Airbnb fa causa a New York per combattere le restrizioni sugli affitti a breve termine. La piattaforma ha citato in giudizio la Grande Mela per chiedere l’annullamento delle misure che entreranno in vigore a luglio, quando si inizierà a far rispettare la legge approvata nel 2021 che chiede agli host di registrarsi presso la città, e in gran parte blocca gli affitti a breve termine – per meno di 30 giorni consecutivi – se i proprietari non sono presenti.
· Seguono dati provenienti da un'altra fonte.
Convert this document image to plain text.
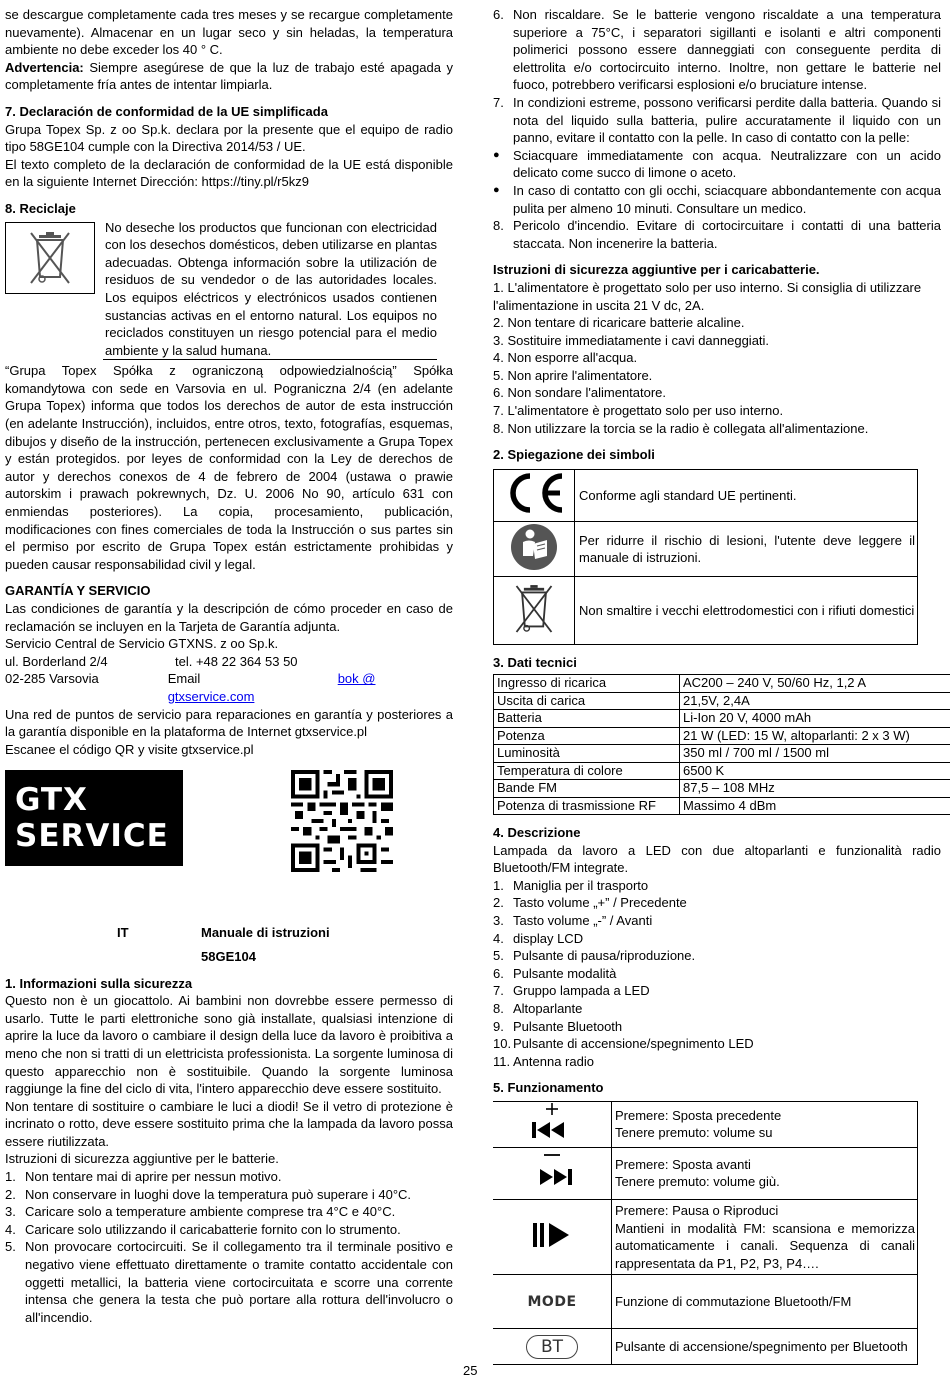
se descargue completamente cada tres meses y se recargue completamente nuevamente). Almacenar en un lugar seco y sin heladas, la temperatura ambiente no debe exceder los 40 ° C.

Advertencia: Siempre asegúrese de que la luz de trabajo esté apagada y completamente fría antes de intentar limpiarla.

7. Declaración de conformidad de la UE simplificada

Grupa Topex Sp. z oo Sp.k. declara por la presente que el equipo de radio tipo 58GE104 cumple con la Directiva 2014/53 / UE.

El texto completo de la declaración de conformidad de la UE está disponible en la siguiente Internet Dirección: https://tiny.pl/r5kz9

8. Reciclaje

No deseche los productos que funcionan con electricidad con los desechos domésticos, deben utilizarse en plantas adecuadas. Obtenga información sobre la utilización de residuos de su vendedor o de las autoridades locales. Los equipos eléctricos y electrónicos usados contienen sustancias activas en el entorno natural. Los equipos no reciclados constituyen un riesgo potencial para el medio ambiente y la salud humana.

“Grupa Topex Spółka z ograniczoną odpowiedzialnością” Spółka komandytowa con sede en Varsovia en ul. Pograniczna 2/4 (en adelante Grupa Topex) informa que todos los derechos de autor de esta instrucción (en adelante Instrucción), incluidos, entre otros, texto, fotografías, esquemas, dibujos y diseño de la instrucción, pertenecen exclusivamente a Grupa Topex y están protegidos. por leyes de conformidad con la Ley de derechos de autor y derechos conexos de 4 de febrero de 2004 (ustawa o prawie autorskim i prawach pokrewnych, Dz. U. 2006 No 90, artículo 631 con enmiendas posteriores). La copia, procesamiento, publicación, modificaciones con fines comerciales de toda la Instrucción o sus partes sin el permiso por escrito de Grupa Topex están estrictamente prohibidas y pueden causar responsabilidad civil y legal.

GARANTÍA Y SERVICIO

Las condiciones de garantía y la descripción de cómo proceder en caso de reclamación se incluyen en la Tarjeta de Garantía adjunta.

Servicio Central de Servicio GTXNS. z oo Sp.k.

ul. Borderland 2/4	tel. +48 22 364 53 50
02-285 Varsovia	Email	bok @ gtxservice.com

Una red de puntos de servicio para reparaciones en garantía y posteriores a la garantía disponible en la plataforma de Internet gtxservice.pl

Escanee el código QR y visite gtxservice.pl

GTX
SERVICE
IT	Manuale di istruzioni
58GE104

1. Informazioni sulla sicurezza

Questo non è un giocattolo. Ai bambini non dovrebbe essere permesso di usarlo. Tutte le parti elettroniche sono già installate, qualsiasi intenzione di aprire la luce da lavoro o cambiare il design della luce da lavoro è proibitiva a meno che non si tratti di un elettricista professionista. La sorgente luminosa di questo apparecchio non è sostituibile. Quando la sorgente luminosa raggiunge la fine del ciclo di vita, l'intero apparecchio deve essere sostituito.

Non tentare di sostituire o cambiare le luci a diodi! Se il vetro di protezione è incrinato o rotto, deve essere sostituito prima che la lampada da lavoro possa essere riutilizzata.

Istruzioni di sicurezza aggiuntive per le batterie.

1. Non tentare mai di aprire per nessun motivo.
2. Non conservare in luoghi dove la temperatura può superare i 40°C.
3. Caricare solo a temperature ambiente comprese tra 4°C e 40°C.
4. Caricare solo utilizzando il caricabatterie fornito con lo strumento.
5. Non provocare cortocircuiti. Se il collegamento tra il terminale positivo e negativo viene effettuato direttamente o tramite contatto accidentale con oggetti metallici, la batteria viene cortocircuitata e scorre una corrente intensa che genera la testa che può portare alla rottura dell'involucro o all'incendio.
6. Non riscaldare. Se le batterie vengono riscaldate a una temperatura superiore a 75°C, i separatori sigillanti e isolanti e altri componenti polimerici possono essere danneggiati con conseguente perdita di elettrolita e/o cortocircuito interno. Inoltre, non gettare le batterie nel fuoco, potrebbero verificarsi esplosioni e/o bruciature intense.
7. In condizioni estreme, possono verificarsi perdite dalla batteria. Quando si nota del liquido sulla batteria, pulire accuratamente il liquido con un panno, evitare il contatto con la pelle. In caso di contatto con la pelle:
● Sciacquare immediatamente con acqua. Neutralizzare con un acido delicato come succo di limone o aceto.
● In caso di contatto con gli occhi, sciacquare abbondantemente con acqua pulita per almeno 10 minuti. Consultare un medico.
8. Pericolo d'incendio. Evitare di cortocircuitare i contatti di una batteria staccata. Non incenerire la batteria.

Istruzioni di sicurezza aggiuntive per i caricabatterie.

1. L'alimentatore è progettato solo per uso interno. Si consiglia di utilizzare l'alimentazione in uscita 21 V dc, 2A.
2. Non tentare di ricaricare batterie alcaline.
3. Sostituire immediatamente i cavi danneggiati.
4. Non esporre all'acqua.
5. Non aprire l'alimentatore.
6. Non sondare l'alimentatore.
7. L'alimentatore è progettato solo per uso interno.
8. Non utilizzare la torcia se la radio è collegata all'alimentazione.

2. Spiegazione dei simboli

	Conforme agli standard UE pertinenti.
	Per ridurre il rischio di lesioni, l'utente deve leggere il manuale di istruzioni.
	Non smaltire i vecchi elettrodomestici con i rifiuti domestici

3. Dati tecnici

Ingresso di ricarica	AC200 – 240 V, 50/60 Hz, 1,2 A
Uscita di carica	21,5V, 2,4A
Batteria	Li-Ion 20 V, 4000 mAh
Potenza	21 W (LED: 15 W, altoparlanti: 2 x 3 W)
Luminosità	350 ml / 700 ml / 1500 ml
Temperatura di colore	6500 K
Bande FM	87,5 – 108 MHz
Potenza di trasmissione RF	Massimo 4 dBm

4. Descrizione

Lampada da lavoro a LED con due altoparlanti e funzionalità radio Bluetooth/FM integrate.

1. Maniglia per il trasporto
2. Tasto volume „+” / Precedente
3. Tasto volume „-” / Avanti
4. display LCD
5. Pulsante di pausa/riproduzione.
6. Pulsante modalità
7. Gruppo lampada a LED
8. Altoparlante
9. Pulsante Bluetooth
10. Pulsante di accensione/spegnimento LED
11. Antenna radio

5. Funzionamento

Premere: Sposta precedente
Tenere premuto: volume su

Premere: Sposta avanti
Tenere premuto: volume giù.

Premere: Pausa o Riproduci
Mantieni in modalità FM: scansiona e memorizza automaticamente i canali. Sequenza di canali rappresentata da P1, P2, P3, P4….

MODE	Funzione di commutazione Bluetooth/FM
BT	Pulsante di accensione/spegnimento per Bluetooth
25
Nella causa intentata da Airbnb si definiscono le nuove norme “estreme e oppressive”. Anche tre  host hanno intentato azioni legali simili, puntando il dito sulle regole definite troppo complicate. “Questa amministrazione è impegnata a proteggere la sicurezza e la vivibilità della comunità per i residenti, preservare il patrimonio abitativo e garantire che il nostro settore dell’ospitalità possa continuare a riprendersi e prosperare”, ha detto da parte sua il portavoce del sindaco di New York, Jonah Allon.

New York City rimane uno dei mercati più importanti di Airbnb (che nel 2022 ha avuto entrate nette da affitti a breve termine in città per 85 milioni di dollari, mentre al 1 gennaio c’erano almeno 38.500 inserzioni attive).